Muse® Harvesting

Muse® Harvesting, is based on different types of controlled extraction, such as search, date or feed based. Aggregated from any number of sources, records are gathered by feed or query either timed or as an ‘on demand’ operation. It features a consistent delivery record format, enhanced, ‘virtual’ records, all delivered by file or feed.

The benefits of Muse Harvesting can be barely counted as they have a lot of unique characteristics, each of them being a key factor of the process.

The harvesting process can connect to any Source by specific connectors, each being able to handle a search language, data extraction, record enhancement, entity extraction and normalization – and all these while having advanced tools for building and maintaining Connectors. The tools are very easy to use: just add an abstract description, map fields by simply painting then and, at the end, use the built-in checkers and the test databases.

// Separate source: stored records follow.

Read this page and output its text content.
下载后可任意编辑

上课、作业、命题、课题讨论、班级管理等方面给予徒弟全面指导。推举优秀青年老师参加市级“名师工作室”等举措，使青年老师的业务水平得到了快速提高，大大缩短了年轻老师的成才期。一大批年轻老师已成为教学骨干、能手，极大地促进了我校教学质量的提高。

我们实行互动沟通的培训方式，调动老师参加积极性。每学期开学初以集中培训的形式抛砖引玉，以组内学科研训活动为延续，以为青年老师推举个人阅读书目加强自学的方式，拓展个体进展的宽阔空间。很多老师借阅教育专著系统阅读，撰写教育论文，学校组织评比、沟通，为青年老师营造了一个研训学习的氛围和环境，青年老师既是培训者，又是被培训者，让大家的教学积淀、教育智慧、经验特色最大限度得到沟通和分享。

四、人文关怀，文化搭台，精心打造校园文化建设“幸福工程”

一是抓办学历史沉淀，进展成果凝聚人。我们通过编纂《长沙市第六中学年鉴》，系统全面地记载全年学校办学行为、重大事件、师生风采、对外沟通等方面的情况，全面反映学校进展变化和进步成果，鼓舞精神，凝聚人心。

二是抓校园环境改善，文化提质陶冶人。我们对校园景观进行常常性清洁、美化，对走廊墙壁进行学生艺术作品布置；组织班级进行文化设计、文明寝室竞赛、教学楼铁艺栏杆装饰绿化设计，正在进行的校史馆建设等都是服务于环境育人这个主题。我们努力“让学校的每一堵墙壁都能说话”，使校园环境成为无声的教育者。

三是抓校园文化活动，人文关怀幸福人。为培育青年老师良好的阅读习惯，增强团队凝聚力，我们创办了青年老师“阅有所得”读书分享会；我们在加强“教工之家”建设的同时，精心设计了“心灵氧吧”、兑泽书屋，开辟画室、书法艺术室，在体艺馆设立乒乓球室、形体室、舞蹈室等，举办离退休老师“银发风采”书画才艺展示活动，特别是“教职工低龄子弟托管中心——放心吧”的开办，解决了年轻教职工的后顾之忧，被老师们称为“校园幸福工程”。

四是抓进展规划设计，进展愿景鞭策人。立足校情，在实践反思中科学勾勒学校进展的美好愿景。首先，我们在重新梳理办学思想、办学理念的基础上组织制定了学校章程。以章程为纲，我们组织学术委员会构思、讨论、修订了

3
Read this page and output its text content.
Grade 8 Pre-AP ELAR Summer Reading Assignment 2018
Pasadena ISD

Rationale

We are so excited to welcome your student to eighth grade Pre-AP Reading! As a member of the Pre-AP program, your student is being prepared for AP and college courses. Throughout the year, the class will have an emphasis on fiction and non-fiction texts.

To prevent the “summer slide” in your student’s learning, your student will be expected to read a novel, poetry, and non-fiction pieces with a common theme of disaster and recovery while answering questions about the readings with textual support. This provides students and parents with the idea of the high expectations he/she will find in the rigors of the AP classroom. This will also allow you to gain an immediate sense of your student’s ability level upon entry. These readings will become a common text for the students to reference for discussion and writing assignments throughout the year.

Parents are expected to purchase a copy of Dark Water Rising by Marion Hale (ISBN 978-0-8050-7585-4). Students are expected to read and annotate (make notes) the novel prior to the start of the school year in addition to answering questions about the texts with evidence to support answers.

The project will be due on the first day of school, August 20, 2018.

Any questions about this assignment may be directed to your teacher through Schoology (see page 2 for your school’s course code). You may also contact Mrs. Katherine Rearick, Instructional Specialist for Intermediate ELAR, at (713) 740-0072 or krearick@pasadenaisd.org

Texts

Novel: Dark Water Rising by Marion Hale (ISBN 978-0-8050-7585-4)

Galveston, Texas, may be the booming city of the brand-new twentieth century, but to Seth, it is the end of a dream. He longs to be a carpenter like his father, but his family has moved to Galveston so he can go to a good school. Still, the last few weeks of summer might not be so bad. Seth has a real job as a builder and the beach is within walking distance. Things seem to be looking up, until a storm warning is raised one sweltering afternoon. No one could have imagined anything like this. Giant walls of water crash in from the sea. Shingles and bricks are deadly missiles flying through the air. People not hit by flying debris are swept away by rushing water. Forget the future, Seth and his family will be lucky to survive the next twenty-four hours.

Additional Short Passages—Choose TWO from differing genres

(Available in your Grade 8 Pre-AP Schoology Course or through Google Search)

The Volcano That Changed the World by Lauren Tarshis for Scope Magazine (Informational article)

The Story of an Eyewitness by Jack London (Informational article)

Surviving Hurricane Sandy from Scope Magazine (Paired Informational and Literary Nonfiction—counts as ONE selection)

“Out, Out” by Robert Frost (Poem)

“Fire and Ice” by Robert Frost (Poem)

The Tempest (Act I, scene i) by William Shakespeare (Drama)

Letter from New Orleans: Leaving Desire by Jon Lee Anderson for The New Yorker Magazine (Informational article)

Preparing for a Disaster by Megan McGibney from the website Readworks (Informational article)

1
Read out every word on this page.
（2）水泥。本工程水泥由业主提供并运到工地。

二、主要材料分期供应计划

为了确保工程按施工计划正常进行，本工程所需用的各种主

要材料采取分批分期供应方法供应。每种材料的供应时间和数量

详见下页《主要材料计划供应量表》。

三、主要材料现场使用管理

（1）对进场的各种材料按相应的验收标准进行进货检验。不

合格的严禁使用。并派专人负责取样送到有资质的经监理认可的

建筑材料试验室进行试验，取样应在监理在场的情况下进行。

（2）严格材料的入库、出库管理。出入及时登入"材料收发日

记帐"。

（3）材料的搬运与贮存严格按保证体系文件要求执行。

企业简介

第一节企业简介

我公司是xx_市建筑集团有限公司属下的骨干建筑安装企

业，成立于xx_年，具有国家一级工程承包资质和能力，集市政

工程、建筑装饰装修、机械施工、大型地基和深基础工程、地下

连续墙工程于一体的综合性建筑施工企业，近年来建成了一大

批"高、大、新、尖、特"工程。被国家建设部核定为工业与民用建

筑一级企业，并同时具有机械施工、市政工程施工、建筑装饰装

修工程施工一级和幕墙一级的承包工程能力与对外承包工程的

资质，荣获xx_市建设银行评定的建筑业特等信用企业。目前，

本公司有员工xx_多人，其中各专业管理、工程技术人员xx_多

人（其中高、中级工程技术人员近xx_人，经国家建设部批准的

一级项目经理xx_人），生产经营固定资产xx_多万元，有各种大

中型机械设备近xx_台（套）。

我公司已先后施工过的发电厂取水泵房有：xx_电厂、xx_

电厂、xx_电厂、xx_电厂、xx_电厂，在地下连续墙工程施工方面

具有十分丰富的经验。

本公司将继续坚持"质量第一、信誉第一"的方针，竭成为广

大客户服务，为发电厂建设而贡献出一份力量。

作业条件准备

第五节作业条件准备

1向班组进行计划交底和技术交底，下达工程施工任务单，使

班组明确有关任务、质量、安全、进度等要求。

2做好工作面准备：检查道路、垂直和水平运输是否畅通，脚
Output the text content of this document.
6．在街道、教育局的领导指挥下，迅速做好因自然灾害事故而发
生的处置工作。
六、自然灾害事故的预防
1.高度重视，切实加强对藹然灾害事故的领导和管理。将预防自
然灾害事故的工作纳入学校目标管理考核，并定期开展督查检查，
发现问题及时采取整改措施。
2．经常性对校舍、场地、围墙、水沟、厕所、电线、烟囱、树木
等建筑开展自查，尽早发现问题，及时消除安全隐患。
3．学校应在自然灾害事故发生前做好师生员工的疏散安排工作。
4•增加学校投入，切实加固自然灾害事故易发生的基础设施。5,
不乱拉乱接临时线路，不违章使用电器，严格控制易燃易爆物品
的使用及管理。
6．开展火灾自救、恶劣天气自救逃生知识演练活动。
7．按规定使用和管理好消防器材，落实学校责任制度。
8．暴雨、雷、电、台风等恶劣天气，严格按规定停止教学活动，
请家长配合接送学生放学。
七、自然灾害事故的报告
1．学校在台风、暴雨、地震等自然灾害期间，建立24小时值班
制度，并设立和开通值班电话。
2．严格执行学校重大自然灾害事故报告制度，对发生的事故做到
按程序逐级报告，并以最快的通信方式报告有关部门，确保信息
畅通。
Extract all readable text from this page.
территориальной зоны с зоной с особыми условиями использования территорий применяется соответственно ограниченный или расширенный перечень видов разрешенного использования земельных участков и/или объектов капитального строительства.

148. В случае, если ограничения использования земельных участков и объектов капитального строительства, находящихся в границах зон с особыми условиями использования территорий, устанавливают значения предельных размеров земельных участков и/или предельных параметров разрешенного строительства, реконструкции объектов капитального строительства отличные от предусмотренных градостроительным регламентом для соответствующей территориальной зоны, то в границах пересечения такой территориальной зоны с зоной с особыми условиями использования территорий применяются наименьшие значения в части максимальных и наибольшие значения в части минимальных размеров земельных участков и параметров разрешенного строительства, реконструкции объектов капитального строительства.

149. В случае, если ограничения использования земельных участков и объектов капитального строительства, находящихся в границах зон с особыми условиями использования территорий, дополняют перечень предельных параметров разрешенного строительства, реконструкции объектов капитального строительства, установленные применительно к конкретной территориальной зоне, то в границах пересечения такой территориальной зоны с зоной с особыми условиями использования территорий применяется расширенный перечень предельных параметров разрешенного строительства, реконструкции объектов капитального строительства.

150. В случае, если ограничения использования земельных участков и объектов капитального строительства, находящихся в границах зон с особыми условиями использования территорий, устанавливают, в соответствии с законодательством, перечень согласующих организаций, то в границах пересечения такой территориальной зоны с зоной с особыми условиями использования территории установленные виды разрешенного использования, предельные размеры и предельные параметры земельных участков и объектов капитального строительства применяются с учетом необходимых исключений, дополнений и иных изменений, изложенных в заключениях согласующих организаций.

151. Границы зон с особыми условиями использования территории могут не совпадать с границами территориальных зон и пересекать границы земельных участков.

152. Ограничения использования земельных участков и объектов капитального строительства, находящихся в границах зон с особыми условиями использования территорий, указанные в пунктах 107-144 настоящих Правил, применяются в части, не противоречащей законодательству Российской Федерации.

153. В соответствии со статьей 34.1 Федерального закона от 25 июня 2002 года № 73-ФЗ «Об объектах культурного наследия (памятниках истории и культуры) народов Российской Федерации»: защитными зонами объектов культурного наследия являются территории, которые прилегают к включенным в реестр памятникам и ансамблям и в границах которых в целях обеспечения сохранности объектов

The quantity of the harvesting process is of up to 10k records per run, with regular timed delivery aligned on minutes granularity or irregular frequency. Such features are dependent on the quality of the extraction. The completeness is achieved by using MD5 checksums for transmission and comparison of records retrieved and the number reported, immediate (or next run) multiple re-tries to avoid situations such as network congestion.

The harvesting process can deliver both full results or ‘deltas’, meaning that only the records new since the last run are retrieved.